But if you want to know how conservatives think, fight, and win, it’s a must-read.
Authors Mollie Hemingway and Carrie Severino dramatically detail the nomination and confirmation of Brett Kavanaugh to the Supreme Court, and the unsuccessful effort by Democrats to use Ford’s accusation of sexual assault to stop it. The book forces readers to consider the ferocity of partisan politics and the human consequences. It also raises legitimate questions about the #MeToo movement, and the commitment to believing victims, no matter how fuzzy their memories, versus the rights of the accused to due process and presumption of innocence.
It won’t change any minds on that score, either. But it’s still worth reading.
Above all, “Justice on Trial” is a lesson in how different things look, depending on your ideology. When Kavanaugh testified, I saw a privileged white man mad enough to cry at the prospect of losing a coveted seat on the high court to a girl who wasn’t part of his Georgetown Prep social circle. Kavanaugh supporters — most notably, President Trump — saw a nominee locked, loaded, and ready to fight to the death for his nomination.

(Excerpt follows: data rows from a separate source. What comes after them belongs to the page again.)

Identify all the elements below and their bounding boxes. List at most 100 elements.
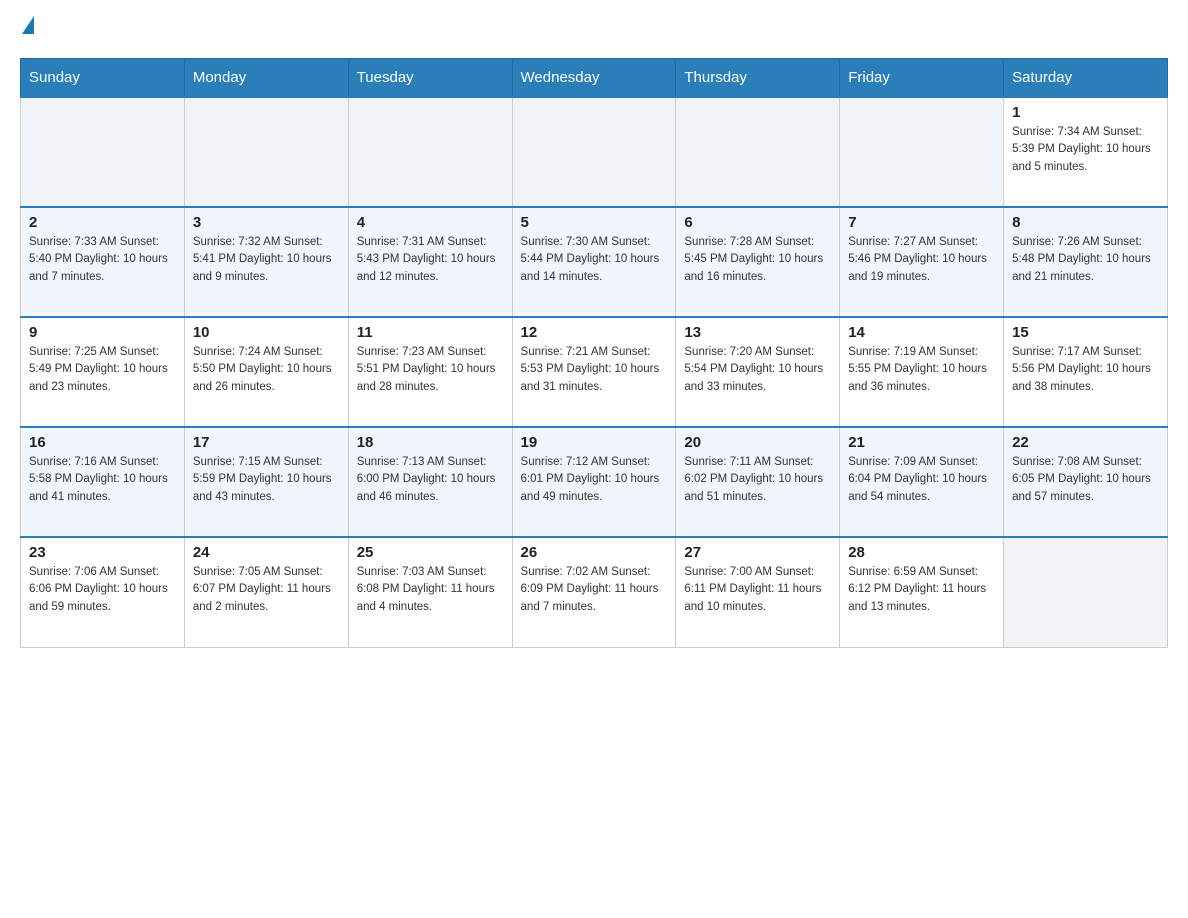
calendar-cell: 10 Sunrise: 7:24 AM Sunset: 5:50 PM Dayli… [184, 317, 348, 427]
day-number: 5 [521, 214, 668, 231]
day-info: Sunrise: 7:31 AM Sunset: 5:43 PM Dayligh… [357, 234, 504, 286]
calendar-cell: 6 Sunrise: 7:28 AM Sunset: 5:45 PM Daylig… [676, 207, 840, 317]
calendar-header-monday: Monday [184, 59, 348, 98]
calendar-week-row: 23 Sunrise: 7:06 AM Sunset: 6:06 PM Dayli… [21, 537, 1168, 647]
day-number: 12 [521, 324, 668, 341]
day-info: Sunrise: 7:21 AM Sunset: 5:53 PM Dayligh… [521, 344, 668, 396]
day-number: 19 [521, 434, 668, 451]
calendar-cell: 3 Sunrise: 7:32 AM Sunset: 5:41 PM Daylig… [184, 207, 348, 317]
calendar-cell: 21 Sunrise: 7:09 AM Sunset: 6:04 PM Dayli… [840, 427, 1004, 537]
day-number: 16 [29, 434, 176, 451]
calendar-header-saturday: Saturday [1004, 59, 1168, 98]
calendar-cell: 1 Sunrise: 7:34 AM Sunset: 5:39 PM Daylig… [1004, 97, 1168, 207]
calendar-cell: 27 Sunrise: 7:00 AM Sunset: 6:11 PM Dayli… [676, 537, 840, 647]
calendar-cell: 7 Sunrise: 7:27 AM Sunset: 5:46 PM Daylig… [840, 207, 1004, 317]
day-number: 23 [29, 544, 176, 561]
calendar-cell: 26Sunrise: 7:02 AM Sunset: 6:09 PM Dayli… [512, 537, 676, 647]
calendar-cell [676, 97, 840, 207]
calendar-cell [21, 97, 185, 207]
calendar-cell: 22Sunrise: 7:08 AM Sunset: 6:05 PM Dayli… [1004, 427, 1168, 537]
day-info: Sunrise: 7:30 AM Sunset: 5:44 PM Dayligh… [521, 234, 668, 286]
calendar-cell: 16Sunrise: 7:16 AM Sunset: 5:58 PM Dayli… [21, 427, 185, 537]
calendar-cell: 9 Sunrise: 7:25 AM Sunset: 5:49 PM Daylig… [21, 317, 185, 427]
logo [20, 20, 34, 38]
day-info: Sunrise: 7:15 AM Sunset: 5:59 PM Dayligh… [193, 454, 340, 506]
calendar-cell: 18 Sunrise: 7:13 AM Sunset: 6:00 PM Dayli… [348, 427, 512, 537]
day-number: 13 [684, 324, 831, 341]
day-info: Sunrise: 7:28 AM Sunset: 5:45 PM Dayligh… [684, 234, 831, 286]
calendar-cell: 13 Sunrise: 7:20 AM Sunset: 5:54 PM Dayli… [676, 317, 840, 427]
day-number: 9 [29, 324, 176, 341]
page-header [20, 20, 1168, 38]
day-info: Sunrise: 7:03 AM Sunset: 6:08 PM Dayligh… [357, 564, 504, 616]
calendar-header-tuesday: Tuesday [348, 59, 512, 98]
calendar-week-row: 1 Sunrise: 7:34 AM Sunset: 5:39 PM Daylig… [21, 97, 1168, 207]
day-number: 15 [1012, 324, 1159, 341]
calendar-cell: 19 Sunrise: 7:12 AM Sunset: 6:01 PM Dayli… [512, 427, 676, 537]
calendar-cell [1004, 537, 1168, 647]
calendar-cell: 15 Sunrise: 7:17 AM Sunset: 5:56 PM Dayli… [1004, 317, 1168, 427]
day-number: 2 [29, 214, 176, 231]
day-info: Sunrise: 7:06 AM Sunset: 6:06 PM Dayligh… [29, 564, 176, 616]
calendar-header-thursday: Thursday [676, 59, 840, 98]
day-info: Sunrise: 7:12 AM Sunset: 6:01 PM Dayligh… [521, 454, 668, 506]
day-info: Sunrise: 7:13 AM Sunset: 6:00 PM Dayligh… [357, 454, 504, 506]
calendar-cell: 4 Sunrise: 7:31 AM Sunset: 5:43 PM Daylig… [348, 207, 512, 317]
calendar-cell: 2 Sunrise: 7:33 AM Sunset: 5:40 PM Daylig… [21, 207, 185, 317]
day-number: 3 [193, 214, 340, 231]
day-info: Sunrise: 7:23 AM Sunset: 5:51 PM Dayligh… [357, 344, 504, 396]
day-info: Sunrise: 7:17 AM Sunset: 5:56 PM Dayligh… [1012, 344, 1159, 396]
day-info: Sunrise: 7:05 AM Sunset: 6:07 PM Dayligh… [193, 564, 340, 616]
day-number: 6 [684, 214, 831, 231]
calendar-cell: 17 Sunrise: 7:15 AM Sunset: 5:59 PM Dayli… [184, 427, 348, 537]
day-number: 18 [357, 434, 504, 451]
calendar-week-row: 2 Sunrise: 7:33 AM Sunset: 5:40 PM Daylig… [21, 207, 1168, 317]
day-number: 21 [848, 434, 995, 451]
calendar-header-wednesday: Wednesday [512, 59, 676, 98]
day-info: Sunrise: 7:33 AM Sunset: 5:40 PM Dayligh… [29, 234, 176, 286]
calendar-header-sunday: Sunday [21, 59, 185, 98]
day-number: 27 [684, 544, 831, 561]
logo-triangle-icon [22, 16, 34, 34]
day-number: 17 [193, 434, 340, 451]
day-number: 26 [521, 544, 668, 561]
day-info: Sunrise: 7:19 AM Sunset: 5:55 PM Dayligh… [848, 344, 995, 396]
day-info: Sunrise: 7:20 AM Sunset: 5:54 PM Dayligh… [684, 344, 831, 396]
day-number: 1 [1012, 104, 1159, 121]
day-number: 10 [193, 324, 340, 341]
day-info: Sunrise: 7:26 AM Sunset: 5:48 PM Dayligh… [1012, 234, 1159, 286]
calendar-cell: 14 Sunrise: 7:19 AM Sunset: 5:55 PM Dayli… [840, 317, 1004, 427]
calendar-cell [184, 97, 348, 207]
day-number: 11 [357, 324, 504, 341]
day-info: Sunrise: 7:24 AM Sunset: 5:50 PM Dayligh… [193, 344, 340, 396]
day-info: Sunrise: 7:08 AM Sunset: 6:05 PM Dayligh… [1012, 454, 1159, 506]
day-info: Sunrise: 7:27 AM Sunset: 5:46 PM Dayligh… [848, 234, 995, 286]
calendar-table: SundayMondayTuesdayWednesdayThursdayFrid… [20, 58, 1168, 648]
calendar-header-row: SundayMondayTuesdayWednesdayThursdayFrid… [21, 59, 1168, 98]
day-number: 4 [357, 214, 504, 231]
calendar-cell: 11 Sunrise: 7:23 AM Sunset: 5:51 PM Dayli… [348, 317, 512, 427]
day-info: Sunrise: 7:11 AM Sunset: 6:02 PM Dayligh… [684, 454, 831, 506]
day-info: Sunrise: 7:09 AM Sunset: 6:04 PM Dayligh… [848, 454, 995, 506]
calendar-cell [512, 97, 676, 207]
calendar-cell [840, 97, 1004, 207]
day-number: 8 [1012, 214, 1159, 231]
day-info: Sunrise: 7:34 AM Sunset: 5:39 PM Dayligh… [1012, 124, 1159, 176]
day-number: 24 [193, 544, 340, 561]
day-info: Sunrise: 6:59 AM Sunset: 6:12 PM Dayligh… [848, 564, 995, 616]
day-number: 7 [848, 214, 995, 231]
calendar-cell [348, 97, 512, 207]
calendar-cell: 24 Sunrise: 7:05 AM Sunset: 6:07 PM Dayli… [184, 537, 348, 647]
day-info: Sunrise: 7:32 AM Sunset: 5:41 PM Dayligh… [193, 234, 340, 286]
day-info: Sunrise: 7:00 AM Sunset: 6:11 PM Dayligh… [684, 564, 831, 616]
day-info: Sunrise: 7:25 AM Sunset: 5:49 PM Dayligh… [29, 344, 176, 396]
day-number: 14 [848, 324, 995, 341]
day-number: 25 [357, 544, 504, 561]
calendar-cell: 28 Sunrise: 6:59 AM Sunset: 6:12 PM Dayli… [840, 537, 1004, 647]
calendar-cell: 8 Sunrise: 7:26 AM Sunset: 5:48 PM Daylig… [1004, 207, 1168, 317]
calendar-cell: 23 Sunrise: 7:06 AM Sunset: 6:06 PM Dayli… [21, 537, 185, 647]
day-number: 20 [684, 434, 831, 451]
calendar-cell: 25 Sunrise: 7:03 AM Sunset: 6:08 PM Dayli… [348, 537, 512, 647]
day-number: 28 [848, 544, 995, 561]
calendar-week-row: 9 Sunrise: 7:25 AM Sunset: 5:49 PM Daylig… [21, 317, 1168, 427]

Ford accused Kavanaugh of sexually assaulting her at a high school party decades ago, a charge that went from anonymous letter to riveting public testimony before the Senate Judiciary Committee. Even the authors seem inclined to believe someone assaulted her at some point in her life. But Ford couldn’t recall the exact time or place of the alleged attack. No witness could corroborate her account, and Kavanaugh passionately denied it. The book argues that there was never enough evidence to credibly accuse Kavanaugh as the assailant and that, aided by a friendly media, Democrats slimed a good man they were determined to destroy.
To that end, the authors defend Kavanaugh’s teenage honor to the hilt, dismissing well-documented stories of a high school culture that celebrated drinking and partying. The book also traffics in speculation about Ford, suggesting she, too, was a heavy drinker with a salacious high school past — as if that excuses any assault she may have endured.
For liberals, much of the book is like looking into a fun house mirror. Everything is upside down and distorted. For example, Melania Trump telling her husband “You know that woman is lying, don’t you?” (after Blasey Ford’s testimony before the Senate Judiciary Committee) isn’t a Stephen Colbert joke. It’s presented as a deep revelation, “held by millions of other women and men who were silenced in media discussions that day.”
Republican Senator Lindsey Graham of South Carolina is not an over-the-top Kavanaugh shill but a “volcano of indignation,” and the engineer of an electric moment — “This is not a job interview. This is hell” — that helped turn the tide for Kavanaugh. By the same light, Republican Senator Susan Collins of Maine did not betray women by supporting Kavanaugh; she withstood immense pressure from nasty protesters and stood up for principle.
But the authors do make some valid points about discrepancies in Ford’s story, which were drawn out by Rachel Mitchell, the Arizona prosecutor whose questioning of Ford at the Senate hearing was mocked by the media. And they also raise legitimate questions about much-touted reports of other alleged sexual misconduct by Kavanaugh. A Yale classmate recounted a story of a man who might have been Kavanaugh exposing himself to her. Michael Avenatti, the lawyer who once represented Stormy Daniels, who had an affair with Trump, also put forward a woman who made gang-rape charges against Kavanaugh.
What the media saw as a pattern, Kavanaugh and his supporters saw as desperation, and reason to fight. They did, and won.
Kavanaugh opponents aren’t giving up. Now House Democrats are asking the National Archives to release records relating to Kavanaugh’s time in George W. Bush’s White House.
Sorry, that’s a lost cause. Read “Justice on Trial,” and get ready for the next big battle.